Da Colazione da Tiffany agli Aristogatti, entrando in sala sarai circondato da manifesti, cimeli, poster e racconti dedicati a lui, alla figura del gatto nella storia del cinema.
Film sentimentali, commedie, capolavori e persino film horror: il cinema delle più varie sfaccettature non si è lasciato scappare l’occasione di “scritturare” mici per i suoi ciak, e in questa mostra ne puoi osservare molti in un bel percorso fatto non solo di locandine e memorabilia, ma anche di interessanti “dietro le quinte” che ti svelano per esempio il lavoro di addestratori e registi intorno ai gatti attori, oppure ti segnalano piccoli grandi chicche, come l’omaggio dei fratelli Cohen nel loro ultimo film, “A proposito di Davis”.

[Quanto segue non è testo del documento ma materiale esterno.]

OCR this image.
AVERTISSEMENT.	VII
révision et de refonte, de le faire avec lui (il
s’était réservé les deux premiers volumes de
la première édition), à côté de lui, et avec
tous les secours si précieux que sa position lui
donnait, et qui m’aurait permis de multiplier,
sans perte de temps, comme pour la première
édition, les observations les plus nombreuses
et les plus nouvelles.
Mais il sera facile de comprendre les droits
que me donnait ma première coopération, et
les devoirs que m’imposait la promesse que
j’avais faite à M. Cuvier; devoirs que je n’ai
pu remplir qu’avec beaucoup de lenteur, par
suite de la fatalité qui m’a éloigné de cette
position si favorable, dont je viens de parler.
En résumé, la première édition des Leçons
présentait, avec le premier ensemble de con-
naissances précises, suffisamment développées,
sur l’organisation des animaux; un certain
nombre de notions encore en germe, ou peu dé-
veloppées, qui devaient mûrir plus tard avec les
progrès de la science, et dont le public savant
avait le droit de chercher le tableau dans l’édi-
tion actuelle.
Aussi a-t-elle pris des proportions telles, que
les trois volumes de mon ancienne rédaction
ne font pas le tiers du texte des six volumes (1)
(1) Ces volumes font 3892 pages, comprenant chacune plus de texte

Il protagonista si ritrova infatti solo con un gatto (nella realtà gli attori felini sul set erano tre, impiegati a turno nelle varie scene in base alla propria indole), senza nome (almeno fino alla fine del film), prezioso riferimento all’altro micio senza nome, quello appunto di Colazione da Tiffany, che tra l’altro uscì nelle sale nel 1961, proprio l’anno in cui è ambientato il film dei Cohen.
Per questo il consiglio è: non limitarti a girare per la sala “accontentandoti” dell’effetto amarcord che inevitabilmente buona parte delle locandine ti ispirerà, ma soffermati a leggere queste storie, anche se solo sono piccoli grandi esempi di come gira il meccanismo del cinema.
Gatto anche come metafora, di una certa furbizia, di un certo modo sinuoso di muoversi, di certe movenze seducenti.
E quindi alle pareti trovano posto anche felini decisamente simbolici, come La gatta sul tetto che scotta, del 1958, oppure Caccia al ladro di Hitchcock, in cui il ladro di gioielli John Robie è noto proprio col soprannome Il gatto.
Ovviamente non potevano mancare i cartoon, con una carrellata di mici celebri capaci di abbracciare le infanzie di parecchie generazioni, da Felix il Gatto allo spin-off irresistibile di Shrek, il famoso Gatto con gli Stivali che parla con la voce di Antonio Banderas, e poi ovviamente gli Aristogatti, Silvestro, Tom.
C’è anche l’animazione, e c’è persino E.T. sì, perchè Carlo Rambaldi, nel dare vita alla creatura arrivata dallo spazio, si ispirò a qualcuno di molto vicino a sè: il suo gatto himalayano.
Il museo è aperto dal martedì alla domenica, dale 14 alle 19.